I would further argue that the standard for determining whether to bail out failed-bank creditors should be the same one used in deciding whether to bail out failed-bank borrowers. In both cases, the key issue is determining whether the financial relief is expected to be less expensive than the alternatives (making no one worse off).

As I noted in Chapter 2, some of the creditor bailouts that took place during the 1980s were warranted because they were in everyone's best interest. That happened in cases where it was clear in advance that the alternatives were likely to be worse for those paying the bill.

The more problematic scenario is when a bank failure is likely to trigger a system-wide panic and drag down other banks. A creditor bailout still may be warranted because it is the best alternative for those who have to pay the bill. That doesn't mean it is fair. We need to end the too-big-to-fail problem before the best available solution could also be perceived to be a fair solution.

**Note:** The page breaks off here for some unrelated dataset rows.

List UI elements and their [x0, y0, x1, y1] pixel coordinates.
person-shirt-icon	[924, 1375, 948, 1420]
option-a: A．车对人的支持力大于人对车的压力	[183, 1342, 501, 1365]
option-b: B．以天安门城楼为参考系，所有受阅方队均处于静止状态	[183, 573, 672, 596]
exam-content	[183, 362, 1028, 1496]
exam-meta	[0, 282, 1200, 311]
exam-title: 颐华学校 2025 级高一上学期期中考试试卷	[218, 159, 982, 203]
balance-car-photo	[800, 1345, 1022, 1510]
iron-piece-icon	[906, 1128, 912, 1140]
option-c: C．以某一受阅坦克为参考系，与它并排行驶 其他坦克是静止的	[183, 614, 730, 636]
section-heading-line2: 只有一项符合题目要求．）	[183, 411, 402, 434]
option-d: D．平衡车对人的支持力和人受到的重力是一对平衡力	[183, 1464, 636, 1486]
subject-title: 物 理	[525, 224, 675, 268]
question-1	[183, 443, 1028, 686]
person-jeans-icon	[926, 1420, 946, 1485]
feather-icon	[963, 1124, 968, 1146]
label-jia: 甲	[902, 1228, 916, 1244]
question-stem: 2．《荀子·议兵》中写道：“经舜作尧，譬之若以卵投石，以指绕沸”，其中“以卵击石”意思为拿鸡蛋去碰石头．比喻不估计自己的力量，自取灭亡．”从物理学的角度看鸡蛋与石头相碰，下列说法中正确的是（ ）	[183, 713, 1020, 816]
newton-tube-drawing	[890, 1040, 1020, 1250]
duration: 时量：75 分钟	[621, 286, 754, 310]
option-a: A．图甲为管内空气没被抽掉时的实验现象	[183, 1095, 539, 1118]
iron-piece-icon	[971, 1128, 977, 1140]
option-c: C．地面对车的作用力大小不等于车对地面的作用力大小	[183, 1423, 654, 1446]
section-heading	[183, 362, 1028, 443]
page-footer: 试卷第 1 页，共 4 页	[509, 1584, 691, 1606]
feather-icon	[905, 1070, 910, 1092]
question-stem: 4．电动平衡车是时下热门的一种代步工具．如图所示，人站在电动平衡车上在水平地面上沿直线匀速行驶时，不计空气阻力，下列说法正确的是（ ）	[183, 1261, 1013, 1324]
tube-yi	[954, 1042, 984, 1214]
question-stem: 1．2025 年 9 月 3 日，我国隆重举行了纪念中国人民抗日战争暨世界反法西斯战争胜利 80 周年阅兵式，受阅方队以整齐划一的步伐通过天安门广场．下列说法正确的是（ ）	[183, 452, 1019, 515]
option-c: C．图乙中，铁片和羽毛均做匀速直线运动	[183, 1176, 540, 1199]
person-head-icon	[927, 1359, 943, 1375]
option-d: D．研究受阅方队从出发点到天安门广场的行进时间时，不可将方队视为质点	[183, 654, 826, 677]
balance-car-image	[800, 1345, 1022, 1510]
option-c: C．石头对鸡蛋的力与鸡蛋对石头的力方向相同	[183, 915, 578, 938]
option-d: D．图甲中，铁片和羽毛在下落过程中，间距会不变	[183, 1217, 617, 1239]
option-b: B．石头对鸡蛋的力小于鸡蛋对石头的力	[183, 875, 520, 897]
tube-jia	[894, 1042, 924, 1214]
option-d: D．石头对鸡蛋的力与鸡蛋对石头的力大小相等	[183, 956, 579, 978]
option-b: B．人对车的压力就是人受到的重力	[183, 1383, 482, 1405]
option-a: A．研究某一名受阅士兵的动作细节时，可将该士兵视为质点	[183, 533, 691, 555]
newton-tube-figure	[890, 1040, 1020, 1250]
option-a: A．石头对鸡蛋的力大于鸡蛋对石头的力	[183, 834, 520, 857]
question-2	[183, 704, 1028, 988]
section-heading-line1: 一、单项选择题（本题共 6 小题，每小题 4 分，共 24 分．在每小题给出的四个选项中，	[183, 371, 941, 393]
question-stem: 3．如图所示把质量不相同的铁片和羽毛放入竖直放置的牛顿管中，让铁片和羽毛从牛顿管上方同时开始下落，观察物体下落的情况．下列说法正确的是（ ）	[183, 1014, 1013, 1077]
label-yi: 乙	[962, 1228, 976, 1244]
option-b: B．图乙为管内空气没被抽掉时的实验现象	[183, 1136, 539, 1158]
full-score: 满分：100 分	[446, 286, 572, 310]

There are analogies between creditor bailouts and borrower bailouts. In the Sweeney case, there were undesirable factors (excessive political, media, and public pressure) that effectively limited the potential solutions, creating what could have been an unfair result. The FDIC's choice was between steadily increasing the cost to taxpayers or letting an uncooperative borrower get a much better deal than what would be offered to others in more deserving circumstances. The offer of $1 for a house and an acre of land may have been necessary under the circumstances, but it certainly wasn't fair.

We need to develop clear government-wide criteria and a set of standards for determining when bailouts are appropriate. If one standard is that bailouts occur only when no one is made worse off as a result, then we have achieved the first step in removing financial regulators from the inherently unfair task of choosing winners and losers with other people's money.

We should also identify and remove operational constraints that limit the available options. That starts with ending too big to fail. As long as we continue to bail out creditors at insolvent big banks, then arguments easily can be made that it's unfair not to bail out creditors at insolvent small banks, distressed homeowners, other distressed business owners, and so on. Inevitably, the government will be picking winners and losers with other people's money. Inevitably, those not getting bailed out will feel disadvantaged, adding to the view that the government's actions are unfair, which further erodes the credibility of government officials and the federal government itself.